Hier erfahrt ihr, welche Kriterien beim Anschaffen eines Druckers wichtig sind. Außerdem beleuchten wir die Kosten für Anschaffung und Betrieb und nennen am Ende Druckermodelle, die sich aus unserer Sicht gut für Einsteiger eignen.

1. Welche Art von 3D-Objekten möchtest du drucken?

Sicher ist diese Frage vor dem Loslegen schwer zu beantworten, wenn man nicht einen ganz konkreten Anwendungswunsch hat. Denn mit zunehmendem Wissen über die Möglichkeiten und der wachsenden Erfahrung entwickeln sich die eigenen Druckvorhaben immer weiter.

Doch deine Antwort ist das zentrale Entscheidungskriterium: Wenn man weiß, was man drucken will, kann man das passende Material auswählen und danach den Drucker, der mit diesem Material am besten drucken kann.

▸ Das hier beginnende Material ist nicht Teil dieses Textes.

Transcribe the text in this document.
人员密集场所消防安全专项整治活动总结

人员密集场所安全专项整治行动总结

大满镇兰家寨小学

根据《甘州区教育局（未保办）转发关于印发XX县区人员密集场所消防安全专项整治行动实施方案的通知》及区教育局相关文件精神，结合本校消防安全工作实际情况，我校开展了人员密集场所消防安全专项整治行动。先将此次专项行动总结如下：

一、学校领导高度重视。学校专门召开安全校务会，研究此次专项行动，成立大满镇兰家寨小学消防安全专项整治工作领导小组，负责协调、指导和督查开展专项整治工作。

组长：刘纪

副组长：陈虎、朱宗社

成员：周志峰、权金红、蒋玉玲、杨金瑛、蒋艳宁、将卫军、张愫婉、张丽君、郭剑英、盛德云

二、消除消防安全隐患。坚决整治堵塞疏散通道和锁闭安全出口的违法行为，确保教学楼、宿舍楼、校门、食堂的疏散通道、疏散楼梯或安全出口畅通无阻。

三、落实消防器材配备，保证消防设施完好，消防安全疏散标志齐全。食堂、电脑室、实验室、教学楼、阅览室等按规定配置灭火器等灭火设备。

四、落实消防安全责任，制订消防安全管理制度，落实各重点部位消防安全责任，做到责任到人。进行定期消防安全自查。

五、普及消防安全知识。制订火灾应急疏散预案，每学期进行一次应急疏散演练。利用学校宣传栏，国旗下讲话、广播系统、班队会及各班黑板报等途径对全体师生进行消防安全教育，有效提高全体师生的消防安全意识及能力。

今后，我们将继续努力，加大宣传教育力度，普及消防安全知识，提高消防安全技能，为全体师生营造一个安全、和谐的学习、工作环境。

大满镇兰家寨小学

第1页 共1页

Was willst du drucken? Hart und genau oder chic und filigran?

Will man Ersatzteile mit einfachen geometrischen Formen erstellen, die keinen besonderen mechanischen Beanspruchungen genügen müssen? Dann ist PLA als Druckmaterial und damit ein FDM-Drucker sinnvoll. Sind hohe Beanspruchungen zu erwarten, dann wären eher PETG oder ABS als Druckmaterial geeignet und ebenfalls ein FDM-Drucker. Plant man eher filigrane Druckobjekte mit sehr feinen, komplexen Strukturen, dann wäre ein Flüssigharz und damit ein SLA-Drucker die richtige Wahl.

Für fast jede Art von Objekten gibt es spezielle Materialien mit passgenauen Eigenschaften, die besonders druckbeständig, langlebig, elastisch, lichtbeständig, wasserdicht, farbecht oder sonst was sind. Das Thema Druckmaterial und deren Eigenschaften haben wir in diesem Artikel genauer behandelt.

Pro-Tipp: „Was willst du drucken“ ist die wichtigste Frage beim Start in die 3D-Druck-Welt.

2. Lohnt sich der Kauf eines eigenen Druckers?

Diese Frage klingt im ersten Moment etwas komisch, aber sie ist absolut berechtigt. Wie oft will man dreidimensional drucken? Wie individuell beziehungsweise komplex werden die Objekte? Der Zeitaufwand für das Einrichten und Betreiben eines eigenen Druckers ist groß. Druckvorgänge, die mehr als zehn Stunden dauern, sind keine Besonderheit. Traut man sich zu, Verschleißteile eines Druckers selbständig auszutauschen oder kleinere Reparaturen durchzuführen?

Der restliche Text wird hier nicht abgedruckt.